VeloHostage · 12/07/2025 09:34

ML5 · 11/07/2025 23:28

Because our house is in the middle of repairs atm, walls are thin and I don’t feel comfortable having someone round with the state of the house right now

Somehow I feel, that even if there were no repairs there would be another excuse reason.

I can also see why your DD asked you to ask your DH. And your posting here has proved her right.

Outside9 · 12/07/2025 09:40

YANBU. I wouldn't have allowed it under my roof.

Their adults, and can make their own arrangements if they need to.

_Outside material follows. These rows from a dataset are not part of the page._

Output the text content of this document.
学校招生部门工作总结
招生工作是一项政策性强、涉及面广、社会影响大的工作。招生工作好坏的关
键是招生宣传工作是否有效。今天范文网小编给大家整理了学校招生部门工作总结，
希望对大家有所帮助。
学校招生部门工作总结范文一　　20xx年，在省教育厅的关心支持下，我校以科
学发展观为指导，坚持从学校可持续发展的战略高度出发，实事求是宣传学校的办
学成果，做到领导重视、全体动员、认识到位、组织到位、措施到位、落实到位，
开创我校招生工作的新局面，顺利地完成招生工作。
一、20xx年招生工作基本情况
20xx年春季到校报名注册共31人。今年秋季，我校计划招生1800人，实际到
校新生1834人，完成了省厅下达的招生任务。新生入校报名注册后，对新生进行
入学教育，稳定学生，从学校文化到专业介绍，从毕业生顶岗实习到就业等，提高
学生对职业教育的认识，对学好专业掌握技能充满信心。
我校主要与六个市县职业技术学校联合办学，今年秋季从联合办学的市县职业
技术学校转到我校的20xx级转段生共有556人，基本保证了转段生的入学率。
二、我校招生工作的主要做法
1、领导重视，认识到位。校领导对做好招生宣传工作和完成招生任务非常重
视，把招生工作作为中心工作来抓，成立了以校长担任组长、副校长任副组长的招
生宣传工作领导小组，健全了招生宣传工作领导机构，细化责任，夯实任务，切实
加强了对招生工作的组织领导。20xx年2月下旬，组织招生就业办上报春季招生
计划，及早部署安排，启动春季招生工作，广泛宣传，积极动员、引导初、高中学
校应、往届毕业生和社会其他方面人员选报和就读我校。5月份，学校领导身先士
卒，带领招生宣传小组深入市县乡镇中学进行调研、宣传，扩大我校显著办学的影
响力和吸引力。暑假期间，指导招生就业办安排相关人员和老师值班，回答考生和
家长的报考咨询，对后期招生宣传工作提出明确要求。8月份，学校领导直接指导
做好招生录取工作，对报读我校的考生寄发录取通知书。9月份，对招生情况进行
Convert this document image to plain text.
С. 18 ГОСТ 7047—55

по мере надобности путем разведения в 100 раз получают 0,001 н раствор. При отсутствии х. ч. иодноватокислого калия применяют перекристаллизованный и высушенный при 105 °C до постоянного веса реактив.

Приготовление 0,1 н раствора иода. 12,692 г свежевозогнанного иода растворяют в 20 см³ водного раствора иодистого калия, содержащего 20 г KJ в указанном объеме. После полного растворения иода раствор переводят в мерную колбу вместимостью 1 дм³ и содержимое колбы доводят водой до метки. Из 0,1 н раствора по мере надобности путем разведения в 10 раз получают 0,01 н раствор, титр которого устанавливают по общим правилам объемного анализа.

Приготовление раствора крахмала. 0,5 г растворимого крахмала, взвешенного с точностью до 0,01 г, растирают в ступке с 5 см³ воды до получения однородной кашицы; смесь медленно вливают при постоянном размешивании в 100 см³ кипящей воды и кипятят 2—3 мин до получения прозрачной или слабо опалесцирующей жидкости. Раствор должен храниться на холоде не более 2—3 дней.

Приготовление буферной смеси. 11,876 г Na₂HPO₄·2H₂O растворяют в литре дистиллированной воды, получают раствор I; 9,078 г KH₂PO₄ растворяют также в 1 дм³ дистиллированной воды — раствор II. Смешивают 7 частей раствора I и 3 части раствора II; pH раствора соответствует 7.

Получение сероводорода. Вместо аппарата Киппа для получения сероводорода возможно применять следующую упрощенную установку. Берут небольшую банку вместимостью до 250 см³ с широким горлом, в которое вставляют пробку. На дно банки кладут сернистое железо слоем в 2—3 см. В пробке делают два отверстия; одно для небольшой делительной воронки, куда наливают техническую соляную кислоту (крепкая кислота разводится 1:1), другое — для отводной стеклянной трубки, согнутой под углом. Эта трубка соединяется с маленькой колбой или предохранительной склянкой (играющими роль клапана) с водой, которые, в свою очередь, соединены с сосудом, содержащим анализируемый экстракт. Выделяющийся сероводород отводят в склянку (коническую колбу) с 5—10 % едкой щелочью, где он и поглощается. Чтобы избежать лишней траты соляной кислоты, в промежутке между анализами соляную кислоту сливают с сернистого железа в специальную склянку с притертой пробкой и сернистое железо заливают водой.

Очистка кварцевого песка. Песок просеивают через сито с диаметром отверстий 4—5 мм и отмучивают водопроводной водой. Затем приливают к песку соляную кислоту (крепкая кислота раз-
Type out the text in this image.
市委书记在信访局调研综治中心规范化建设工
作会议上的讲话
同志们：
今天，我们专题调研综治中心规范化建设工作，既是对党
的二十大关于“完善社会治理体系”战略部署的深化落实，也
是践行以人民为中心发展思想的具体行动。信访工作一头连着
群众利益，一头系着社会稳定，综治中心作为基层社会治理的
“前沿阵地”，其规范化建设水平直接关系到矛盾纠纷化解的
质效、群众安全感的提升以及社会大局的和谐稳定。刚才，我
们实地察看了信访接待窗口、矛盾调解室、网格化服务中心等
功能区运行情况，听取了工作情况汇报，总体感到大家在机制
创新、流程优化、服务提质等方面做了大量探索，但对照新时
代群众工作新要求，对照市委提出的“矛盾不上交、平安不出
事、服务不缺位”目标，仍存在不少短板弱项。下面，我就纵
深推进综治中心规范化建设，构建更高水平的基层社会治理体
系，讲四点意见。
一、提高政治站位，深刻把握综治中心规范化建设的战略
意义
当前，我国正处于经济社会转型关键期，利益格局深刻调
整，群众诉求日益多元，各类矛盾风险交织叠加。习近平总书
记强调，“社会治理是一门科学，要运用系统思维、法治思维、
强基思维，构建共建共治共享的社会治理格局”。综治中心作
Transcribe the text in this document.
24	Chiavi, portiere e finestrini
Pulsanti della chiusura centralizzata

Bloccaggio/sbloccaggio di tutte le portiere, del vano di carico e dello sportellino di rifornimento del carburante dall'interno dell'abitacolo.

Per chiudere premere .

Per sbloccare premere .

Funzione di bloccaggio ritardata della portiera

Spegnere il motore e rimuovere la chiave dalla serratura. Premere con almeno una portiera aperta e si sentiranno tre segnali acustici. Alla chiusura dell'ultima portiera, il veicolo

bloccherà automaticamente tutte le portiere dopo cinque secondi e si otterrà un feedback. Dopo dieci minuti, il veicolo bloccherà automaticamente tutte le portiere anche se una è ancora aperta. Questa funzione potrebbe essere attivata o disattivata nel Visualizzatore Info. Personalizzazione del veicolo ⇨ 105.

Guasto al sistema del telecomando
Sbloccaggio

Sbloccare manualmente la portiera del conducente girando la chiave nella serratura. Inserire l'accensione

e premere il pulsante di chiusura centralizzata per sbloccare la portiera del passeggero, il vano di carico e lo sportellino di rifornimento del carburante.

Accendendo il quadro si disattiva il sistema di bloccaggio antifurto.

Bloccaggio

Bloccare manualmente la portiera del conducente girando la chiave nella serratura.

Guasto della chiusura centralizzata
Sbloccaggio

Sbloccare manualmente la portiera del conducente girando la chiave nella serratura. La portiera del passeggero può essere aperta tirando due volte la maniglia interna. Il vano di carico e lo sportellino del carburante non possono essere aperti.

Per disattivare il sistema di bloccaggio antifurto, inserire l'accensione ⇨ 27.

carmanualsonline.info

Coconutter24 · 12/07/2025 09:47

ML5 · 11/07/2025 23:39

Wow got some negative replies here making me out to be a bad mum
Adult DD should speak to DH herself not put it on me

A lot of people have missed the point. They’ve just seen that you think he won’t agree and automatically assumed you’re both scared of him, he must be horrible and controlling blah blah blah….
Yanbu to expect an adult to speak to another adult about something. If she’s old enough to have a bf sleep over then she’s old enough to ask both people who own the house. Although at first you made out DH would say no but then further down you had your own reasons for not wanting an overnight guest. Are you wanting to make DH the bad guy with your DD? Otherwise if you’ve got your own reasons you could tell her no

BunnyLake · 12/07/2025 09:49

Support your dd, you sound quite petty (or scared?). There’s obviously an authoritarian dynamic going on with your dh. My sons (same age group as your dd and bf) just say their gf’s are staying for the weekend. (Mum gf is coming over this weekend, we’ll sort ourselves out for food) is a typical convo.

Digdongdoo · 12/07/2025 09:51

You and your DH sound ridiculous. You should be able to make decisions without deferring to your DH in the first place. And if what you really wanted to say to DD was "no", have the backbone to say it yourself instead of trying to pin it on DH. Awkward for the sake of it.

BunnyLake · 12/07/2025 09:52

Outside9 · 12/07/2025 09:40

YANBU. I wouldn't have allowed it under my roof.

Their adults, and can make their own arrangements if they need to.

Why wouldn’t you?

OnlyOneAdda · 12/07/2025 09:54

ML5 · 11/07/2025 23:39

Wow got some negative replies here making me out to be a bad mum
Adult DD should speak to DH herself not put it on me

So like so many posters on AIBU, you were just wanting validation and are only interested in justifying rather than considering views that you are in fact BU?

Your poor daughter having to jump through all these hoops and act like everyone is doing her a favour for a such a reasonable, simple request.

Our teenage DDs are encouraged and welcomed to have friends over (boys & girls), this will be the same when they have boyfriends / girlfriends, and by the time they are 21 they absolutely will be able to sleep in a bed here with whomever they choose. I hope that they will always feel that they are welcome along with any friends or partners, and that they actually enjoy spending time here and with us, and want to keep visiting and staying as they get older.

I can't imagine your daughter will feel the same given how difficult and unwelcoming both you and your husband are.

As well as being pretty shit for her, that also increases the likelihood she herself will end up with a manipulative or controlling or narcissistic partner because she's so desperate to get away with somebody that seems to love her and give her the independence she craves.